- Oferowanie odbiorcom cen dochodzących od 380 nawet do 500 zł za MWh jest nieuprawnionym wykorzystywaniem możliwości stwarzanych przez aktualny kształt rynku - uważa Maciej Bando, prezes Urzędu Regulacji Energetyki.
Obecnie według URE średnia cena na Towarowej Giełdzie Energii oscyluje wokół 240 zł netto za MWh. - Jeżeli doliczymy do tego koszty akcyzy, kolorowych certyfikatów, koszty własne oraz jednostkowy zysk uzyskujemy cenę na poziomie ok. 330 zł/ MWh. Taka cena powinna zapewniać przedsiębiorstwom pokrycie ich kosztów oraz uzyskanie zysku uwzględniającego sytuację rynkową.Proponowanie na wolnym rynku wyższych cen energii nie znajduje uzasadnienia w obecnej sytuacji rynkowej - czytamy również w komunikacie URE.

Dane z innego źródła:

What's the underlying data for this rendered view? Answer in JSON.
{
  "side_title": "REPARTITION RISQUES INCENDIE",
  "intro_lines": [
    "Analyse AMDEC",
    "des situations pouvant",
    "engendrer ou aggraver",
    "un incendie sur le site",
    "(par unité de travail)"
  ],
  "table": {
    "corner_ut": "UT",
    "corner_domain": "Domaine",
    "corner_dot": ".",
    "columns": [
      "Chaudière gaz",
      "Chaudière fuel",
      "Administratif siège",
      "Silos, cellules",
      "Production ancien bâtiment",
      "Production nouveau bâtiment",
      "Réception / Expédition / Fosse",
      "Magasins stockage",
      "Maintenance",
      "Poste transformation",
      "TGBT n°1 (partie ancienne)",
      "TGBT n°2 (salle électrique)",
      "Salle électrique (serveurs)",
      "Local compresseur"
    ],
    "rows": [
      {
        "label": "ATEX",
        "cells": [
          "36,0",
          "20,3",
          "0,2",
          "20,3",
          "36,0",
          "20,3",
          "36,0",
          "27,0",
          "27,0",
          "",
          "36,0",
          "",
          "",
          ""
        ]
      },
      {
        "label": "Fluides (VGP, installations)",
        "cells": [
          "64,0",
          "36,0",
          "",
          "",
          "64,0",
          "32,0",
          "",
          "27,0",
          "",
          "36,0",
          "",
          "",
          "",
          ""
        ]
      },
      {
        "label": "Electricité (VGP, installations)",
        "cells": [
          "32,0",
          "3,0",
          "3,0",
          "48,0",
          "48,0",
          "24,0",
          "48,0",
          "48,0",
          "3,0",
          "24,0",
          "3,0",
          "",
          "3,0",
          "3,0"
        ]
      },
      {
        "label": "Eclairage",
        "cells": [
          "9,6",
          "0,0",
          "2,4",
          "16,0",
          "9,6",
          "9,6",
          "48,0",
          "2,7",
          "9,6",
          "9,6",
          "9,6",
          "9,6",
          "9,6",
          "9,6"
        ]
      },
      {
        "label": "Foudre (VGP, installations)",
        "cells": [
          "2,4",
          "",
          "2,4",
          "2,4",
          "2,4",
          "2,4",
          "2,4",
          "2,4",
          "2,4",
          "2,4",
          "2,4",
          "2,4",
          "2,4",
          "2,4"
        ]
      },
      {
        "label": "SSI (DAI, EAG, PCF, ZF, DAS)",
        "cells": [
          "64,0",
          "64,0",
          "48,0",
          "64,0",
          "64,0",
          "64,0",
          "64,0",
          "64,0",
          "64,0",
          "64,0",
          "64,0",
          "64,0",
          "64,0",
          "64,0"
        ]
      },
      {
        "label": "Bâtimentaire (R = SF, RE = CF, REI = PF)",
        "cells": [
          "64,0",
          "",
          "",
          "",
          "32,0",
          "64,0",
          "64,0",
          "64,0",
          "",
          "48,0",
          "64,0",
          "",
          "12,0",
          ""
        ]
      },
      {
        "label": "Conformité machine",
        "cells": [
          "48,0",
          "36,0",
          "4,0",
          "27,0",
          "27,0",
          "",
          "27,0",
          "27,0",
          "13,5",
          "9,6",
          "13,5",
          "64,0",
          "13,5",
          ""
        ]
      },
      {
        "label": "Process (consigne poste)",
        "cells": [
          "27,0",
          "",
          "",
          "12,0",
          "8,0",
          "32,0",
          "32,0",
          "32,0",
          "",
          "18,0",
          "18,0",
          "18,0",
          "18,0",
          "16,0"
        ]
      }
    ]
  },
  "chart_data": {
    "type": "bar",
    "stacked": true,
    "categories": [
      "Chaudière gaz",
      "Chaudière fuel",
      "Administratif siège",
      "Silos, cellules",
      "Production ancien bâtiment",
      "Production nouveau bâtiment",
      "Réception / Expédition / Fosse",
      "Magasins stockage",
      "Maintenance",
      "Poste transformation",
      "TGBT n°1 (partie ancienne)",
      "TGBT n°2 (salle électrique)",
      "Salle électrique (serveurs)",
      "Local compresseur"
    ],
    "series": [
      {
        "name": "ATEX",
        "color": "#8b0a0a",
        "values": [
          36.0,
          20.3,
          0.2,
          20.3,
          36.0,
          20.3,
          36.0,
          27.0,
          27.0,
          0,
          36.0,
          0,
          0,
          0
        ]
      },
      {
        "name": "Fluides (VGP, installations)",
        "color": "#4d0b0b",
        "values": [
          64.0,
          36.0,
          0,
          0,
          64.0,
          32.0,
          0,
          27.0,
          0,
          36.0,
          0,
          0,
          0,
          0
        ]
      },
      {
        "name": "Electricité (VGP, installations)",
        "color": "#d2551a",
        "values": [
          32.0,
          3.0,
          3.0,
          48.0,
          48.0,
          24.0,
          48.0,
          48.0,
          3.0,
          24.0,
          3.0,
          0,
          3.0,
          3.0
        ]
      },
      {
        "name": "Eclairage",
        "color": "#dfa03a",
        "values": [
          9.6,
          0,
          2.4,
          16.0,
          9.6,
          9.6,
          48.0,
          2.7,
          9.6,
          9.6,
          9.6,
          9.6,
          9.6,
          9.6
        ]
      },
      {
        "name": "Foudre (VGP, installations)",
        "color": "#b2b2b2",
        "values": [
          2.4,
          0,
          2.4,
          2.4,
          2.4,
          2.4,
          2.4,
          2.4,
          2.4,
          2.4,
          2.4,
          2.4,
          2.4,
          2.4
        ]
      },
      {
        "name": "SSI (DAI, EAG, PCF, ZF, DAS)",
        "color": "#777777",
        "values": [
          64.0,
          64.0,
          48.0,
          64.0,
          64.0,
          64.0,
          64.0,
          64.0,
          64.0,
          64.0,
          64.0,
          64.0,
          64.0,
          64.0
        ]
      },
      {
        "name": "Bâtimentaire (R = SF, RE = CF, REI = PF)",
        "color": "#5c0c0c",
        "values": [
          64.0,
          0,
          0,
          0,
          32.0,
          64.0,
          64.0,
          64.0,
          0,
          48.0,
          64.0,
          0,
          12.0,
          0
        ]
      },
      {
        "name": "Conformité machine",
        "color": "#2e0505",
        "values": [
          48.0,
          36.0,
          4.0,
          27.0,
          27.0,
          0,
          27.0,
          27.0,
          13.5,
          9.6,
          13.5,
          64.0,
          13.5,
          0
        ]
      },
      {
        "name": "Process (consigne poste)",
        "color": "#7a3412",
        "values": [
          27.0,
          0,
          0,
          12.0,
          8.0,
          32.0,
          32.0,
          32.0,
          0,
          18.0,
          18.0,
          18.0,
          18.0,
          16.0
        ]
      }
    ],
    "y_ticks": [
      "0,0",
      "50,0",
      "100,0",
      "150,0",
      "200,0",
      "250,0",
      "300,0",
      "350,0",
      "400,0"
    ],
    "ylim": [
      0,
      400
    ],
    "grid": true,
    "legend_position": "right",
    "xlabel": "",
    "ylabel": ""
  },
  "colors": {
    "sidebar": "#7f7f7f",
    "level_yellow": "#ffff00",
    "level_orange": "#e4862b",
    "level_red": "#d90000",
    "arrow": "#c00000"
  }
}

Ceny prądu porażą firmy. Zapłacić mogą wszyscy. Zobacz wideo:
- W trudnych warunkach rynkowych oczekiwania spółek energetycznych co do zysku powinny zostać zrewidowane - zaznaczył również Maciej Bando.
- Wzrosty cen energii Polaków nie dotkną, prąd nie zdrożeje - powiedział tymczasem w Brukseli minister Krzysztof Tchórzewski. Zapewnił też, że ma zabezpieczone na ten cel 5 mld zł dzięki przychylnej decyzji KE ws. wykorzystania starych certyfikatów na emisje.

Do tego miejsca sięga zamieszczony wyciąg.